No Rio Grande encontraram o navio que trouxera outros compatriotas para o Sul do Brasil. Eram aqueles que partiram do Rio de Janeiro antes de nós, mas foram retidos em Rio Grande. Por ocasião de uma tempestade tinham feito  o juramento de festejar no futuro o afortunado dia da chegada. E o dia foi o de São Miguel que daria o nome à futura paróquia da Picada Baum, ou dos Dois Irmãos e viria a ser o seu patrono. Como se sabe a comemoração motivou um desentendimento quando as autoridades eclesiásticas, as únicas que têm autoridade para decidir sobre feriados, transferiram a festa para o domingo. Paroquianos bem intencionados mas sem conhecimento de assuntos teológicos, deixaram-se levar a manifestações  e ações deploráveis. Ainda hoje há algumas pessoas que se julgam no direito de venerar São Miguel, enquanto se rebelam contra aquele a quem o Senhor entregou as chaves do céu.
No navio viajavam alguns cabeça-dura e, como o capitão também não era dos melhores, a situação desandou em desavenças e por fim em tumulto.
Continuamos a nossa viagem até Porto Alegre, subimos o rio dos Sinos e, finalmente, acampamos no Carioca. Na época não se  percebia nada de São Leopoldo além de uma pequena cabana nos arredores do atual Orpheu, pertencente a um oleiro de nome Stoll. Também Novo Hamburgo jazia no seio da terra e ninguém na época pensava sequer na possibilidade de um trem. A única localidade habitada nas redondezas era a Feitoria Velha, na estrada entre São Leopoldo e Lomba Grande. Nela morava o inspetor Lima, diretor da Colônia. Em sua pessoa concentravam-se todas as atribuições relacionadas com os imigrantes. Competia-lhe dar ou sortear os lotes coloniais. No começo era o responsável pela distribuição de ferramentas e instrumentos de trabalho: serras, machados, enxadas e sementes. Além disto acumulava as funções de delegado de polícia e juiz. Na época todos os procedimentos eram muito rápidos e, sobretudo, baratos. Não havia necessidade de advogados e escrivões. Nem cadeia havia. Em vez da prisão usava-se uma trave de madeira comprida e pesada. Nela os perturbadores da ordem e os arruaceiros eram facilmente levados a se acalmarem. Tratando-se de pequenos delitos só os pés ficavam presos na trave. Quando maiores o pescoço do malfeitor era forçado a suportar uma gravata dura. Junto ao inspetor um policial ajudante cheio de pose exercia sua função. Seu nome era Loeb, um homem de estatura pequena. Mais tarde foi agraciado com a colônia que hoje pertence a Jakob Schneck. Não era um tirano, mas em tudo sabia o que era ordem e não brincava em serviço.

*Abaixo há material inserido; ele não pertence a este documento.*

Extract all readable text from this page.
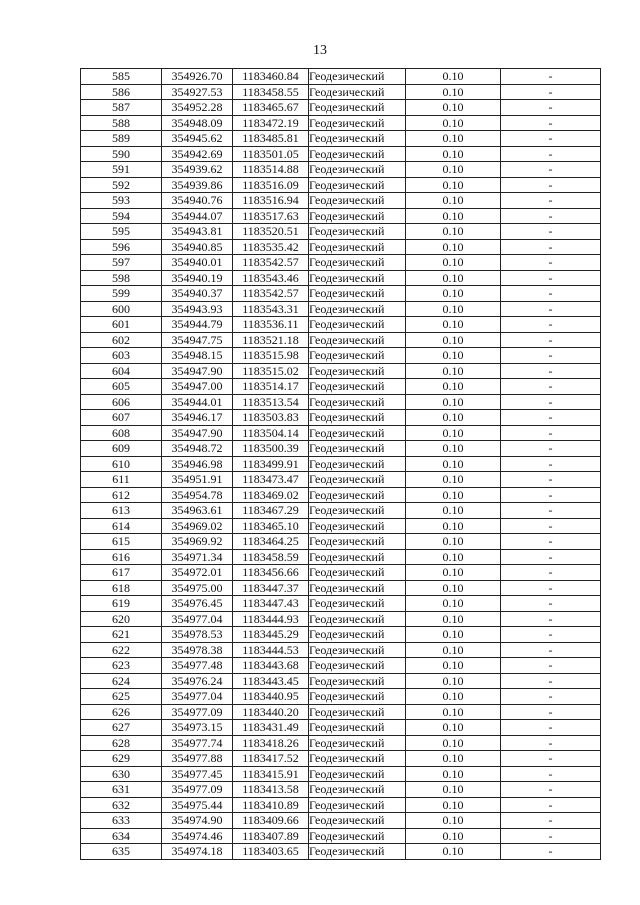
13
585	354926.70	1183460.84	Геодезический	0.10	-
586	354927.53	1183458.55	Геодезический	0.10	-
587	354952.28	1183465.67	Геодезический	0.10	-
588	354948.09	1183472.19	Геодезический	0.10	-
589	354945.62	1183485.81	Геодезический	0.10	-
590	354942.69	1183501.05	Геодезический	0.10	-
591	354939.62	1183514.88	Геодезический	0.10	-
592	354939.86	1183516.09	Геодезический	0.10	-
593	354940.76	1183516.94	Геодезический	0.10	-
594	354944.07	1183517.63	Геодезический	0.10	-
595	354943.81	1183520.51	Геодезический	0.10	-
596	354940.85	1183535.42	Геодезический	0.10	-
597	354940.01	1183542.57	Геодезический	0.10	-
598	354940.19	1183543.46	Геодезический	0.10	-
599	354940.37	1183542.57	Геодезический	0.10	-
600	354943.93	1183543.31	Геодезический	0.10	-
601	354944.79	1183536.11	Геодезический	0.10	-
602	354947.75	1183521.18	Геодезический	0.10	-
603	354948.15	1183515.98	Геодезический	0.10	-
604	354947.90	1183515.02	Геодезический	0.10	-
605	354947.00	1183514.17	Геодезический	0.10	-
606	354944.01	1183513.54	Геодезический	0.10	-
607	354946.17	1183503.83	Геодезический	0.10	-
608	354947.90	1183504.14	Геодезический	0.10	-
609	354948.72	1183500.39	Геодезический	0.10	-
610	354946.98	1183499.91	Геодезический	0.10	-
611	354951.91	1183473.47	Геодезический	0.10	-
612	354954.78	1183469.02	Геодезический	0.10	-
613	354963.61	1183467.29	Геодезический	0.10	-
614	354969.02	1183465.10	Геодезический	0.10	-
615	354969.92	1183464.25	Геодезический	0.10	-
616	354971.34	1183458.59	Геодезический	0.10	-
617	354972.01	1183456.66	Геодезический	0.10	-
618	354975.00	1183447.37	Геодезический	0.10	-
619	354976.45	1183447.43	Геодезический	0.10	-
620	354977.04	1183444.93	Геодезический	0.10	-
621	354978.53	1183445.29	Геодезический	0.10	-
622	354978.38	1183444.53	Геодезический	0.10	-
623	354977.48	1183443.68	Геодезический	0.10	-
624	354976.24	1183443.45	Геодезический	0.10	-
625	354977.04	1183440.95	Геодезический	0.10	-
626	354977.09	1183440.20	Геодезический	0.10	-
627	354973.15	1183431.49	Геодезический	0.10	-
628	354977.74	1183418.26	Геодезический	0.10	-
629	354977.88	1183417.52	Геодезический	0.10	-
630	354977.45	1183415.91	Геодезический	0.10	-
631	354977.09	1183413.58	Геодезический	0.10	-
632	354975.44	1183410.89	Геодезический	0.10	-
633	354974.90	1183409.66	Геодезический	0.10	-
634	354974.46	1183407.89	Геодезический	0.10	-
635	354974.18	1183403.65	Геодезический	0.10	-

Aqui ficamos acampados esperamos ansiosamente pelo dia em que nos fosse indicada a nova querência. Finalmente chegou o dia esperado. Atravessamos o rio no Passo junto à futura São Leopoldo e, a pé, pelo campo fomos levados  até o pé do morro do Lehm. Lá situavam-se as 26 colônias cobertas de mata fechada que nos foram destinadas.
O campo de hoje já existia e estendia-se até o Portão, com uma diferença. O capim aveia cobria-o até perder de vista e nele pastavam numerosas manadas de gado, vacas, bois e cavalos. E que animais! Visivelmente gordos, robustos e belos, como hoje só aqui e acolá se encontram. O gado pertencia a duas estâncias imperiais. Uma delas situava-se no arroio Wainz (onde hoje mora Jakob Kroeff) e a outra no local onde mora  Lourenço Torres. Algumas famílias já se haviam fixado aí. Eram Mecklenburguenses, entre os quais um certo Berghan,  que mais tarde deu o nome a toda a picada. Além deles havia ainda um certo Weinmann e um outro de nome Pettzinger. Sob muitos aspectos os Mecklenburguenses  encontravam-se em melhor situação do que nós. Tinham recebido do governo panelas e espingardas  e cada família duas vacas e um touro além de dois cavalos e um garanhão. Dessas benesses não usufruímos mais. A liberalidade do governo caíra por alguns pontos e, por isso, nos restou seguir o princípio: "Cada qual cuide  de si!" Armamos provisoriamente o nossos acampamento na beira do campo, ao pé do morro do Lekur .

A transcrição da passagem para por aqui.